How she wished she had fallen before the Witch King on the Pelennor all those years ago. Then she had sought death, now as she prepared to embrace it once more, a sudden fear took her heart. She had wanted to die in the heat of battle with comrades. She had wanted to die achieving something, not in an empty sad room served by a maid she hardly knew. Why had it been denied her?

She coughed a weak, pathetic sound that made her whole body shudder with a dull ache. It would not be long.

The door opened, and he stood there, silhouetted by the light beyond.

"Eowyn," his familiar voice said. "I only just found out. Can I come in?"

She nodded vaguely, as if disinterested.

How she hated his Numenorean blood that kept him young and fit while she had withered. As he moved towards her there was only a hint of grey at his temples that distinguished him from how he had looked when they first met.

He sat on the bed beside her. She let him take up her hand and tried not to snort when he squeezed it lovingly.

"Eowyn," he said. "I am so sorry. I never meant it to come to this."

She was slipping away now, she knew. The room was losing colour and form, as the numbness crept up her body.

"It's too late," she managed to murmur. "You are no more to blame than me, Faramir. Now, at the moment of my death, do not do me the disservice of offering me your sympathy."

"But, my Lady," he said. "It is not my sympathy I offer, it is my love. You have always had my heart and always will."

She sighed. "Love was not enough for either of us. There was too much difference between us. How could we have ever hoped to survive it?"

He gulped. "But to die here, alone; I would not wish it on my enemy. I..."

A terrifying shudder crashed through her body then, and she groaned in sweet pain.

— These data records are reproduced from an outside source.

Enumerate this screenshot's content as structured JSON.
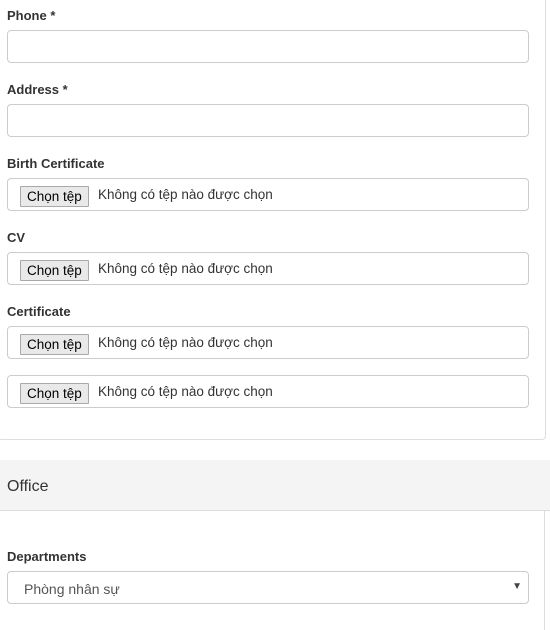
{
  "fields": {
    "phone_label": "Phone *",
    "phone_value": "",
    "address_label": "Address *",
    "address_value": "",
    "birth_certificate_label": "Birth Certificate",
    "cv_label": "CV",
    "certificate_label": "Certificate"
  },
  "file_input": {
    "button_label": "Chọn tệp",
    "no_file_text": "Không có tệp nào được chọn"
  },
  "office": {
    "header": "Office",
    "departments_label": "Departments",
    "departments_selected": "Phòng nhân sự"
  }
}
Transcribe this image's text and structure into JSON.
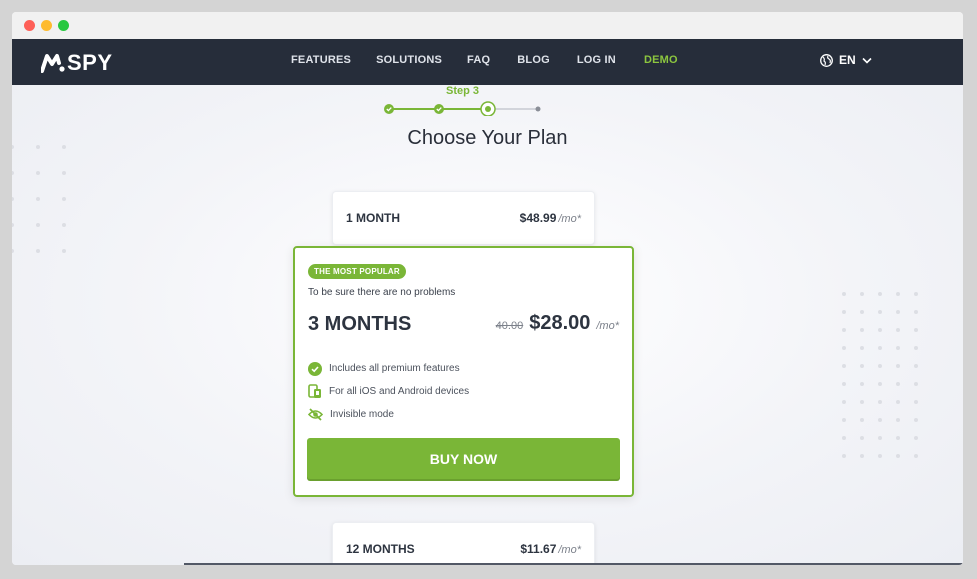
{
  "brand": {
    "logo_text": "SPY",
    "accent": "#7ab637",
    "nav_bg": "#262d3a"
  },
  "nav": {
    "links": [
      {
        "label": "FEATURES"
      },
      {
        "label": "SOLUTIONS"
      },
      {
        "label": "FAQ"
      },
      {
        "label": "BLOG"
      },
      {
        "label": "LOG IN"
      },
      {
        "label": "DEMO"
      }
    ],
    "language": "EN"
  },
  "stepper": {
    "label": "Step 3",
    "completed": 2,
    "current": 3,
    "total": 4
  },
  "heading": "Choose Your Plan",
  "plans": {
    "one_month": {
      "name": "1 MONTH",
      "price": "$48.99",
      "per": "/mo*"
    },
    "three_months": {
      "badge": "THE MOST POPULAR",
      "subtitle": "To be sure there are no problems",
      "name": "3 MONTHS",
      "old_price": "40.00",
      "price": "$28.00",
      "per": "/mo*",
      "features": [
        {
          "icon": "check-circle-icon",
          "label": "Includes all premium features"
        },
        {
          "icon": "devices-icon",
          "label": "For all iOS and Android devices"
        },
        {
          "icon": "eye-off-icon",
          "label": "Invisible mode"
        }
      ],
      "button": "BUY NOW"
    },
    "twelve_months": {
      "name": "12 MONTHS",
      "price": "$11.67",
      "per": "/mo*"
    }
  }
}
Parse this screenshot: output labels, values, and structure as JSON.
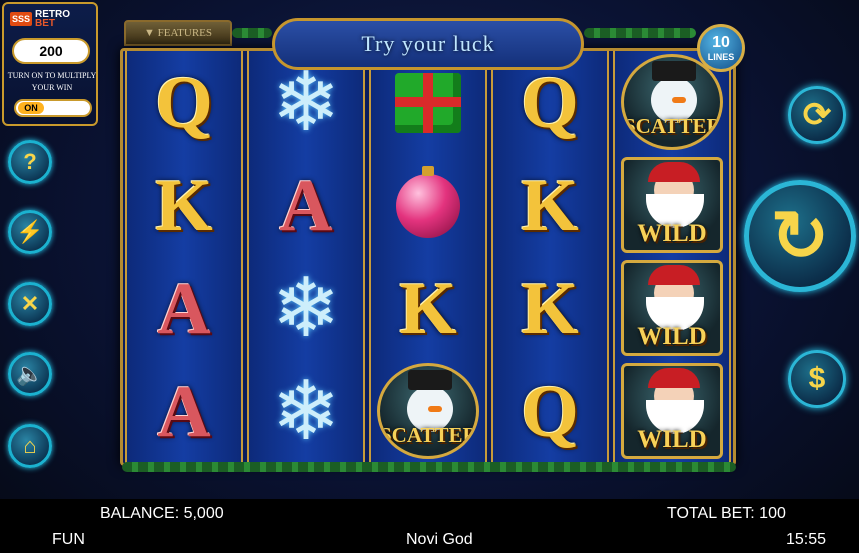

"There is no time for your pretty words, Faramir. What has been has been. We may wish to change it, but we cannot," she gasped. "Only hold me. That will be enough."

"Oh Eowyn," he breathed as he gathered her almost weightless form up in to his arms.

She died not long after.

He held her close for a very long time. His head pressed deep into her neck and his shoulders sagged under the weight of his pain.

He cried for the Shieldmaiden she had been. He cried for the mother, and the wife. He cried because her loss had left a gaping hole in his heart that no other would fill. He cried because somewhere along the way, they had both given up fighting for their love. It had taken her irrevocable loss to show him that was unforgivable.

But most of all, he cried because it was too late.